Facts about alarm clocks
- An alarm clock is a clock that is designed to make a loud sound at a specific time. Traditional mechanical alarm clocks have one or two bells that ring, but digital alarm clocks can make other noises.
- The first radio alarm clock was invented by James F. Reynolds, in the 1940s and another design was also invented by Paul L Schroth Sr.
- The deaf and hard of hearing are often unable to perceive auditory alarms when asleep. They may use specialized alarms, including alarms with flashing lights instead of or in addition to noise.
- Among annoyances caused by alarm clocks is sleep inertia, a feeling of grogginess that results from abrupt awakening. Progressive alarm clocks claim to solve this issue. They include sunrise alarm clocks, dawn simulators and progressive auditory alarm clocks.

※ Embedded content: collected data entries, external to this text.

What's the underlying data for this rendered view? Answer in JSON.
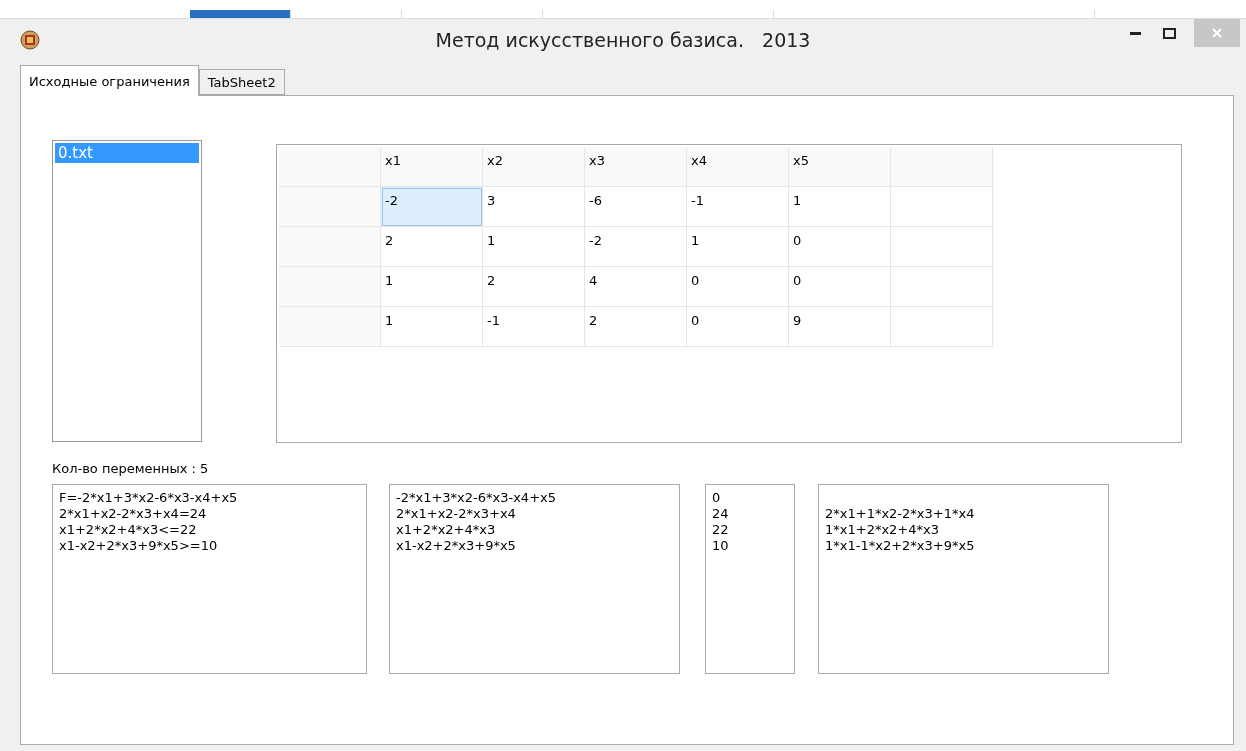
{
  "window": {
    "title": "Метод искусственного базиса.   2013"
  },
  "tabs": [
    {
      "label": "Исходные ограничения",
      "selected": true
    },
    {
      "label": "TabSheet2",
      "selected": false
    }
  ],
  "file_list": {
    "items": [
      {
        "label": "0.txt",
        "selected": true
      }
    ]
  },
  "grid": {
    "columns": [
      "x1",
      "x2",
      "x3",
      "x4",
      "x5"
    ],
    "rows": [
      [
        {
          "text": "-2",
          "selected": true
        },
        {
          "text": "3",
          "selected": false
        },
        {
          "text": "-6",
          "selected": false
        },
        {
          "text": "-1",
          "selected": false
        },
        {
          "text": "1",
          "selected": false
        }
      ],
      [
        {
          "text": "2",
          "selected": false
        },
        {
          "text": "1",
          "selected": false
        },
        {
          "text": "-2",
          "selected": false
        },
        {
          "text": "1",
          "selected": false
        },
        {
          "text": "0",
          "selected": false
        }
      ],
      [
        {
          "text": "1",
          "selected": false
        },
        {
          "text": "2",
          "selected": false
        },
        {
          "text": "4",
          "selected": false
        },
        {
          "text": "0",
          "selected": false
        },
        {
          "text": "0",
          "selected": false
        }
      ],
      [
        {
          "text": "1",
          "selected": false
        },
        {
          "text": "-1",
          "selected": false
        },
        {
          "text": "2",
          "selected": false
        },
        {
          "text": "0",
          "selected": false
        },
        {
          "text": "9",
          "selected": false
        }
      ]
    ]
  },
  "variable_count": "Кол-во переменных : 5",
  "memos": [
    {
      "blank_first_line": false,
      "lines": [
        "F=-2*x1+3*x2-6*x3-x4+x5",
        "2*x1+x2-2*x3+x4=24",
        "x1+2*x2+4*x3<=22",
        "x1-x2+2*x3+9*x5>=10"
      ]
    },
    {
      "blank_first_line": false,
      "lines": [
        "-2*x1+3*x2-6*x3-x4+x5",
        "2*x1+x2-2*x3+x4",
        "x1+2*x2+4*x3",
        "x1-x2+2*x3+9*x5"
      ]
    },
    {
      "blank_first_line": false,
      "lines": [
        "0",
        "24",
        "22",
        "10"
      ]
    },
    {
      "blank_first_line": true,
      "lines": [
        "2*x1+1*x2-2*x3+1*x4",
        "1*x1+2*x2+4*x3",
        "1*x1-1*x2+2*x3+9*x5"
      ]
    }
  ]
}
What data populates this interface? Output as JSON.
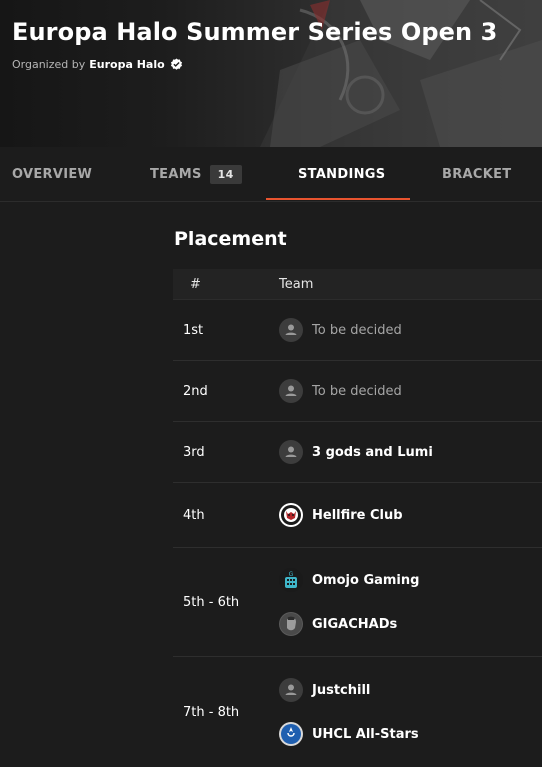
{
  "header": {
    "title": "Europa Halo Summer Series Open 3",
    "organized_by": "Organized by",
    "organizer": "Europa Halo"
  },
  "tabs": [
    {
      "label": "OVERVIEW"
    },
    {
      "label": "TEAMS",
      "count": "14"
    },
    {
      "label": "STANDINGS",
      "active": true
    },
    {
      "label": "BRACKET"
    }
  ],
  "accent_color": "#e8542f",
  "placement": {
    "title": "Placement",
    "col_rank": "#",
    "col_team": "Team",
    "rows": [
      {
        "rank": "1st",
        "teams": [
          {
            "name": "To be decided",
            "logo": "avatar-placeholder-icon"
          }
        ]
      },
      {
        "rank": "2nd",
        "teams": [
          {
            "name": "To be decided",
            "logo": "avatar-placeholder-icon"
          }
        ]
      },
      {
        "rank": "3rd",
        "teams": [
          {
            "name": "3 gods and Lumi",
            "logo": "avatar-placeholder-icon"
          }
        ]
      },
      {
        "rank": "4th",
        "teams": [
          {
            "name": "Hellfire Club",
            "logo": "hellfire-club-logo"
          }
        ]
      },
      {
        "rank": "5th - 6th",
        "teams": [
          {
            "name": "Omojo Gaming",
            "logo": "omojo-gaming-logo"
          },
          {
            "name": "GIGACHADs",
            "logo": "gigachads-logo"
          }
        ]
      },
      {
        "rank": "7th - 8th",
        "teams": [
          {
            "name": "Justchill",
            "logo": "avatar-placeholder-icon"
          },
          {
            "name": "UHCL All-Stars",
            "logo": "uhcl-all-stars-logo"
          }
        ]
      }
    ]
  }
}
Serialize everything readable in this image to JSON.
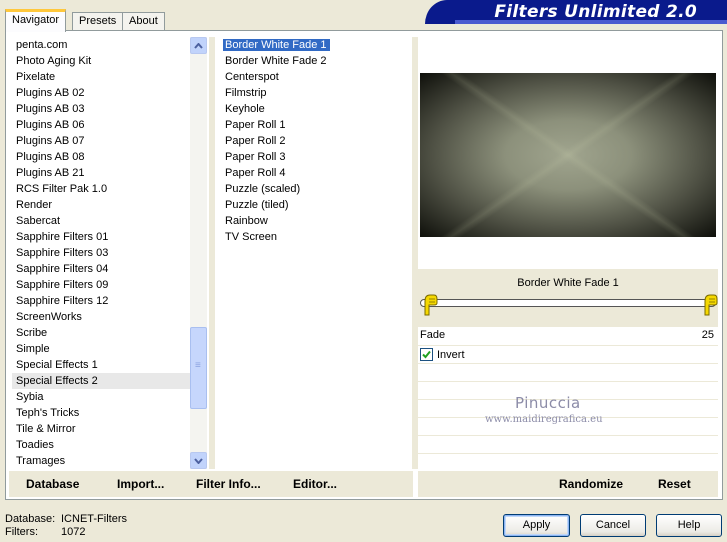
{
  "tabs": [
    "Navigator",
    "Presets",
    "About"
  ],
  "app_title": "Filters Unlimited 2.0",
  "categories": [
    "penta.com",
    "Photo Aging Kit",
    "Pixelate",
    "Plugins AB 02",
    "Plugins AB 03",
    "Plugins AB 06",
    "Plugins AB 07",
    "Plugins AB 08",
    "Plugins AB 21",
    "RCS Filter Pak 1.0",
    "Render",
    "Sabercat",
    "Sapphire Filters 01",
    "Sapphire Filters 03",
    "Sapphire Filters 04",
    "Sapphire Filters 09",
    "Sapphire Filters 12",
    "ScreenWorks",
    "Scribe",
    "Simple",
    "Special Effects 1",
    "Special Effects 2",
    "Sybia",
    "Teph's Tricks",
    "Tile & Mirror",
    "Toadies",
    "Tramages"
  ],
  "selected_category": "Special Effects 2",
  "filters": [
    "Border White Fade 1",
    "Border White Fade 2",
    "Centerspot",
    "Filmstrip",
    "Keyhole",
    "Paper Roll 1",
    "Paper Roll 2",
    "Paper Roll 3",
    "Paper Roll 4",
    "Puzzle (scaled)",
    "Puzzle (tiled)",
    "Rainbow",
    "TV Screen"
  ],
  "selected_filter": "Border White Fade 1",
  "params": {
    "filter_name": "Border White Fade 1",
    "fade_label": "Fade",
    "fade_value": "25",
    "invert_label": "Invert",
    "invert_checked": true
  },
  "watermark": {
    "name": "Pinuccia",
    "url": "www.maidiregrafica.eu"
  },
  "left_buttons": {
    "database": "Database",
    "import": "Import...",
    "filter_info": "Filter Info...",
    "editor": "Editor..."
  },
  "right_buttons": {
    "randomize": "Randomize",
    "reset": "Reset"
  },
  "info": {
    "database_label": "Database:",
    "database_value": "ICNET-Filters",
    "filters_label": "Filters:",
    "filters_value": "1072"
  },
  "dialog_buttons": {
    "apply": "Apply",
    "cancel": "Cancel",
    "help": "Help"
  },
  "colors": {
    "title_bar": "#0a1a8c",
    "selection": "#316ac5",
    "tab_highlight": "#ffc83c"
  }
}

- Simple battery-powered alarm clocks make a loud buzzing sound, or other similar noise to wake a sleeper, while novelty alarm clocks can speak, laugh, or sing.
- The ancient Greek philosopher Plato (428–348 BC) was said to possess a large water clock with an unspecified alarm signal similar to the sound of a water organ; he used it at night, possibly for signalling the beginning of his lectures at dawn (Athenaeus 4.174c).
- The Christian rhetorician Procopius described in detail prior to 529 a complex public striking clock in his home town Gaza which featured an hourly gong and figures moving mechanically day and night.
- In China, a striking clock was devised by the Buddhist monk and inventor Yi Xing (683–727).
- In 1235, an early monumental water-powered alarm clock that "announced the appointed hours of prayer and the time both by day and by night" was completed in the entrance hall of the Mustansiriya Madrasah in Baghdad.